With the future of the VIP gambling market in Macau remaining uncertain, casino operator Galaxy Entertainment Group Limited has reportedly revealed that it is targeting “millennial” players in order to secure the long-term future of its business.

According to a Tuesday report from the South China Morning Post newspaper, the disclosure was made by Francis Lui Yiu-Tung, Deputy Chairman for the Hong Kong-based casino operator, during an interview on the sidelines of the ongoing Global Gaming Expo (G2E) Asia trade show.

“The “millennials” are catching up [and] they are young customers that embrace technology and think differently,” 61-year-old Lui told the newspaper. “Those are the things we try to understand more to ensure that Macau will be competitive in the longer term.”

Hong Kong-listed Galaxy Entertainment Group Limited is only one of six concessionaires to hold a casino license from authorities in the former Portuguese enclave and is responsible for the Cotai Strip’s Galaxy Macau and Broadway Casino venues along with the StarWorld Macau property on the Macau peninsula.

After undergoing 26 months of declines in terms of aggregated gross gaming revenues, the Macau casino market recently chalked up a ninth consecutive monthly increase although Lui, despite reportedly calling the recent performance of the market “strong” and “encouraging”, stated that it was still too early to tell whether this momentum was sustainable.

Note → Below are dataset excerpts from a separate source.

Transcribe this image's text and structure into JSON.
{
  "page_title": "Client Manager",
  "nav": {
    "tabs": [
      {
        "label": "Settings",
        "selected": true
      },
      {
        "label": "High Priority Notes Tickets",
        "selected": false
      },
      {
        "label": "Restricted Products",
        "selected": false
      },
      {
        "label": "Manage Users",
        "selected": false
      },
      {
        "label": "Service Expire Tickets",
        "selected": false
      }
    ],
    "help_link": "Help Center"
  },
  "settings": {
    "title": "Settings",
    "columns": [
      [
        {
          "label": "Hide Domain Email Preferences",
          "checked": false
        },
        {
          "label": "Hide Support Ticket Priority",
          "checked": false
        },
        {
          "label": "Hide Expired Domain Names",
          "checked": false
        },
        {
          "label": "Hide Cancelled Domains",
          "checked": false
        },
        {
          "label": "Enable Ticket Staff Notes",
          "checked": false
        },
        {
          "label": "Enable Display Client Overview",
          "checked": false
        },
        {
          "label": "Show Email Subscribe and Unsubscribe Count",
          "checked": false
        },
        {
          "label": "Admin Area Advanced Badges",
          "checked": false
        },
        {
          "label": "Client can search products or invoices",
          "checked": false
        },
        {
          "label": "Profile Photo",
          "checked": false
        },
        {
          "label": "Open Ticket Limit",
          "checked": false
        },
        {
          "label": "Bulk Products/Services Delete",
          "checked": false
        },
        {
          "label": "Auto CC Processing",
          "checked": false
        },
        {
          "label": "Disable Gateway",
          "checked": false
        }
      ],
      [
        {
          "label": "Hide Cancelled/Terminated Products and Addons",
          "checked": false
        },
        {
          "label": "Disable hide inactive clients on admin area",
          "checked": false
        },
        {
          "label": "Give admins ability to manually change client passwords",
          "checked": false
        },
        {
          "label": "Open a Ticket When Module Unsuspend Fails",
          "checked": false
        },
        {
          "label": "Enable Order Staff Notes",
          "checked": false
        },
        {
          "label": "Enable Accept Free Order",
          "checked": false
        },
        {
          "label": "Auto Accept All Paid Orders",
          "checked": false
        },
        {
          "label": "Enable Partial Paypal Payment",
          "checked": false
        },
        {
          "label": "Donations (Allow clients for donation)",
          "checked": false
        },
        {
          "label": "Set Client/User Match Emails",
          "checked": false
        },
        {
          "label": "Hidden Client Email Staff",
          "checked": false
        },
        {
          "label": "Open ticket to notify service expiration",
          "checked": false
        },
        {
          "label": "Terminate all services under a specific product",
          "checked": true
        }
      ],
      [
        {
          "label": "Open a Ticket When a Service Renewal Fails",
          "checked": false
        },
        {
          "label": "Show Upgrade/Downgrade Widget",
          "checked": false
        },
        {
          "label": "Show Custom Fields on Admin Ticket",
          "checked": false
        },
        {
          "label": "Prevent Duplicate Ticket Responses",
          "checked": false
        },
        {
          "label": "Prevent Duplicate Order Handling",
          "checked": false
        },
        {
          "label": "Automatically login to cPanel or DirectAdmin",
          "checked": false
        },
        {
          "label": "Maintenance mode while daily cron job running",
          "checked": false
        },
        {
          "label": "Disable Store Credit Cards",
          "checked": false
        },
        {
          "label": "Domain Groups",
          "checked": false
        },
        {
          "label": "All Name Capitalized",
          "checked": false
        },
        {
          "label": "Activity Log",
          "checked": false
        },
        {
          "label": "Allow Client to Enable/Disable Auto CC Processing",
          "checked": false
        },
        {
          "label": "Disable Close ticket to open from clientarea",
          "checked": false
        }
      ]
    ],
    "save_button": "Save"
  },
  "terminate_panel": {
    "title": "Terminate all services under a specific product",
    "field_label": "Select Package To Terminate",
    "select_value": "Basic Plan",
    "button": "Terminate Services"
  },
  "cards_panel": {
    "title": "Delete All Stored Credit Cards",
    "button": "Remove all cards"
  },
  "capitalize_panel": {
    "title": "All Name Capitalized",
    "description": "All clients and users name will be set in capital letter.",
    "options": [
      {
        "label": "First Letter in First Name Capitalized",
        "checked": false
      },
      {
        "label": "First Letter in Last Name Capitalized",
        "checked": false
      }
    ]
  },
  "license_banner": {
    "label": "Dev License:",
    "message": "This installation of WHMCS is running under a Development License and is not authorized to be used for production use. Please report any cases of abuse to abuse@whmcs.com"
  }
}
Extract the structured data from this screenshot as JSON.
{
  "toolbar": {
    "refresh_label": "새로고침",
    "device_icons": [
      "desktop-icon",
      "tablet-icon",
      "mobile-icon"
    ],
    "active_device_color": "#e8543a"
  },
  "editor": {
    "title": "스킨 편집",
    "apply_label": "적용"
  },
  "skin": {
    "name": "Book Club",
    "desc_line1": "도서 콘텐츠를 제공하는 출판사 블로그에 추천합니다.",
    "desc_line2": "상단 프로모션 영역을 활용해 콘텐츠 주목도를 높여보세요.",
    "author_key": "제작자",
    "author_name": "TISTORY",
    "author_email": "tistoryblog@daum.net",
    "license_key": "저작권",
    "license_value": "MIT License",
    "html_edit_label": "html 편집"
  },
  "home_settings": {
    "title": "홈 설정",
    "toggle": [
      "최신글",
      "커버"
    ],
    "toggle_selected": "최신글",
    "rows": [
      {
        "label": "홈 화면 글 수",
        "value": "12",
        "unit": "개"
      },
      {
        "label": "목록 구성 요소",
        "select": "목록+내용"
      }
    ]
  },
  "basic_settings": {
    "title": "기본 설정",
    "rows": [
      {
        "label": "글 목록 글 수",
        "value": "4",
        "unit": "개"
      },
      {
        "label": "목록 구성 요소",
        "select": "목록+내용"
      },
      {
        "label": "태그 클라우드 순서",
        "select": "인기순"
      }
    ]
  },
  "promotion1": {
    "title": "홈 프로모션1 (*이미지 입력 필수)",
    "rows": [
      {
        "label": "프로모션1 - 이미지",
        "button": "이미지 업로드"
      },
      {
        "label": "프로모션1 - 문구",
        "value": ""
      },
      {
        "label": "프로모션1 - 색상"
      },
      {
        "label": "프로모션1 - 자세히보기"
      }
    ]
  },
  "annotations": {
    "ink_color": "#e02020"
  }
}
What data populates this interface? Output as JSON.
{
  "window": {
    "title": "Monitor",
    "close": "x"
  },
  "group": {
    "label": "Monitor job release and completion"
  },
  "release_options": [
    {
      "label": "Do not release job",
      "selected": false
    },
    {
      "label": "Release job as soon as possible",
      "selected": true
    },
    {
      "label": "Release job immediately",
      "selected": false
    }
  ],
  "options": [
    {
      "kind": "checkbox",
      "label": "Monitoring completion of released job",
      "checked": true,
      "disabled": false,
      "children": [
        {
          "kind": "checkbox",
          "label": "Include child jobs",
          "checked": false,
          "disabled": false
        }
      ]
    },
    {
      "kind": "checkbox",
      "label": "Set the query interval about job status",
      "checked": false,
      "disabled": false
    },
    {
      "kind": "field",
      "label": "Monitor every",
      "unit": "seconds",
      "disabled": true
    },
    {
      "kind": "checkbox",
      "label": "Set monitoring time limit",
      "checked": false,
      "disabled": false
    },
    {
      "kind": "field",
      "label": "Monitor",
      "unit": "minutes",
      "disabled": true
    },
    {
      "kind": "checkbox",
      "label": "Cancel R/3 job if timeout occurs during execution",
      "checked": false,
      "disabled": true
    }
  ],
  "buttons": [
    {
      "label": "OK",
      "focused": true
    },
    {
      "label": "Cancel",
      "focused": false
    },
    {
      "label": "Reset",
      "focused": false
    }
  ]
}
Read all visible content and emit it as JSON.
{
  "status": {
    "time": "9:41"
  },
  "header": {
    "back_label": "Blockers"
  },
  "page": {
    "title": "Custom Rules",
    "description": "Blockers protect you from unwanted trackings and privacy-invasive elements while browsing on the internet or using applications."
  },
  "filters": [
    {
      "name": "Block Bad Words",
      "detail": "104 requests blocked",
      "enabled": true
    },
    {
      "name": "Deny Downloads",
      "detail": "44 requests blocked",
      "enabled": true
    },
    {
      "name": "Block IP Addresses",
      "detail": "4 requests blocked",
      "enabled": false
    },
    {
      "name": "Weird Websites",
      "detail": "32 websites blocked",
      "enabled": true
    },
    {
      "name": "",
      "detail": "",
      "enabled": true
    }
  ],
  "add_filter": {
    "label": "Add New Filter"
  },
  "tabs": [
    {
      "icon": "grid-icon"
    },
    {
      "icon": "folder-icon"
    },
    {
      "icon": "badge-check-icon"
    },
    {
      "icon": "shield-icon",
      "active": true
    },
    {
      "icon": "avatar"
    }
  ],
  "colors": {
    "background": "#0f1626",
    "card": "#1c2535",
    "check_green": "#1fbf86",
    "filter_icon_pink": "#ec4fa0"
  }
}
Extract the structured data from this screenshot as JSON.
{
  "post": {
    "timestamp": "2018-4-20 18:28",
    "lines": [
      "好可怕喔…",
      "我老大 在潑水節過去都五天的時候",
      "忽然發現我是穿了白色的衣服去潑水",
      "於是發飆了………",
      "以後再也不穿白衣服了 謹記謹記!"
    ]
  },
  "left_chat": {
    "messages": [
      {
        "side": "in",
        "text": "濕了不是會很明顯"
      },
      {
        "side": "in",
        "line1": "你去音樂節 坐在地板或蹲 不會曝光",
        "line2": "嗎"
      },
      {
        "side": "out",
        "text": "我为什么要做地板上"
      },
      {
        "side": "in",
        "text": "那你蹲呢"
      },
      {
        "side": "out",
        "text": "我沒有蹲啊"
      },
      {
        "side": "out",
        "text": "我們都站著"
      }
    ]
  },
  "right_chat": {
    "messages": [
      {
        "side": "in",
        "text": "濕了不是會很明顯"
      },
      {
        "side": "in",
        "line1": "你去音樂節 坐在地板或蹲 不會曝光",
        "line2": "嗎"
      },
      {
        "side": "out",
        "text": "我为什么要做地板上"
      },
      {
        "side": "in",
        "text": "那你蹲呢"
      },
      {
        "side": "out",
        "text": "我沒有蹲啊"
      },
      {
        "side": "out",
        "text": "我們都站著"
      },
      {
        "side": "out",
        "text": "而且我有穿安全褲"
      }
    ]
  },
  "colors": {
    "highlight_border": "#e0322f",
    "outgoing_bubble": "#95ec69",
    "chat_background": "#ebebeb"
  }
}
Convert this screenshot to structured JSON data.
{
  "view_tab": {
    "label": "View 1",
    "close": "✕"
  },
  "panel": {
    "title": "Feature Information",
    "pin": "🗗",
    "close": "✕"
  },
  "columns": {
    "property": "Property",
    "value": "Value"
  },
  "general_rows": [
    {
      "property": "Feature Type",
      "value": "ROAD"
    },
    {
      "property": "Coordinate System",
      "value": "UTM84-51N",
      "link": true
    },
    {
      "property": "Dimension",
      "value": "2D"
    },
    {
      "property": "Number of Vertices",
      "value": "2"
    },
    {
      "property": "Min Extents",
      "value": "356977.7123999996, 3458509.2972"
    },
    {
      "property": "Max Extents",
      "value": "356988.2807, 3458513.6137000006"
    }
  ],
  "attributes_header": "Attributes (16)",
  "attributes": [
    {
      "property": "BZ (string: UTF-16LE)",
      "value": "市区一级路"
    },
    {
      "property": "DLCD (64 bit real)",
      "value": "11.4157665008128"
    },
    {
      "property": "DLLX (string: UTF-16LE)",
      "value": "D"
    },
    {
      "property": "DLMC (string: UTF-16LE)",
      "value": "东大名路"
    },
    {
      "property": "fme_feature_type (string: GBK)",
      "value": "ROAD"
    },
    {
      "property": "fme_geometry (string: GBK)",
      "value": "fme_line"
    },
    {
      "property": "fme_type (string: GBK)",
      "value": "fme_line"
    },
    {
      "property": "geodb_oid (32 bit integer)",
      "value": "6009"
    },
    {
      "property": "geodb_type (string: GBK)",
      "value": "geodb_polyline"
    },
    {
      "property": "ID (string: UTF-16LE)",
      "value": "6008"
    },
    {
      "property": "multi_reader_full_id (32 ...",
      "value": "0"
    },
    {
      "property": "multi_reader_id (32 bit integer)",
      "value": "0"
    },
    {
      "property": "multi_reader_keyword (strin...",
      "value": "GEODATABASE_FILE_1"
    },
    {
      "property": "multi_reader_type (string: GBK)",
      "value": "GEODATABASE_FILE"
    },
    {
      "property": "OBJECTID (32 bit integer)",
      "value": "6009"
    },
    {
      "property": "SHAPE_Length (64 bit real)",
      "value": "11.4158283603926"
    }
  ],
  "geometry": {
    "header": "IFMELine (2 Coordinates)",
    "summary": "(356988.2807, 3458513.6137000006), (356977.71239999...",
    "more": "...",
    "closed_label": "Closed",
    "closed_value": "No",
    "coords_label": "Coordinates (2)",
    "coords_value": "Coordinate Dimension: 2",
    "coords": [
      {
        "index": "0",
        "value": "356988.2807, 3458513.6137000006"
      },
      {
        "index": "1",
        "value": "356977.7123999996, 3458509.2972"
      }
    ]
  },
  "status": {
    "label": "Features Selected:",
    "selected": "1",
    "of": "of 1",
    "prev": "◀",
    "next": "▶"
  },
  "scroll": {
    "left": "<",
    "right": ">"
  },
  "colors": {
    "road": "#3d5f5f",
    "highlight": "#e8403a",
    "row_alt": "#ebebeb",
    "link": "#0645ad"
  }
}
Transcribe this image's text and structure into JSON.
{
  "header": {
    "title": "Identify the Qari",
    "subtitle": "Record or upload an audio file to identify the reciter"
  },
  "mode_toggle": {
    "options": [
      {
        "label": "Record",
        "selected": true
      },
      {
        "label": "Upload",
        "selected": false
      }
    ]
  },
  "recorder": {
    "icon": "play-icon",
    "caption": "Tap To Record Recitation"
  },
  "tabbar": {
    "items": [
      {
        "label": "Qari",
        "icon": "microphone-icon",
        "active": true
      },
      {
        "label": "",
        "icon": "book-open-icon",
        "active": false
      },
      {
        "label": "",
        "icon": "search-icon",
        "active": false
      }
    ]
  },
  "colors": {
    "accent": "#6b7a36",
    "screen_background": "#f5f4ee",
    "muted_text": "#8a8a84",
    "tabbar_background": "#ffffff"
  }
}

“The recovery over the last couple of months might have to do with the currency or liquidity situation in China,” Lui, who is the sixth richest man in Hong Kong with an estimated personal fortune in excess of $9 billion, told the South China Morning Post.

Although the newspaper reported that VIP gamblers enjoying card games such as baccarat were behind Macau’s elevation to its current position as the world’s gambling capital, Lui explained that the city’s casinos should be targeting “millennials”, which constitutes those born between the early-1980s and late-1990s, in order to stay “ahead of the game”.

“We know that these “millennials” like gadgets and technology,” Lui told the South China Morning Post. “It might have to be a different type of game.”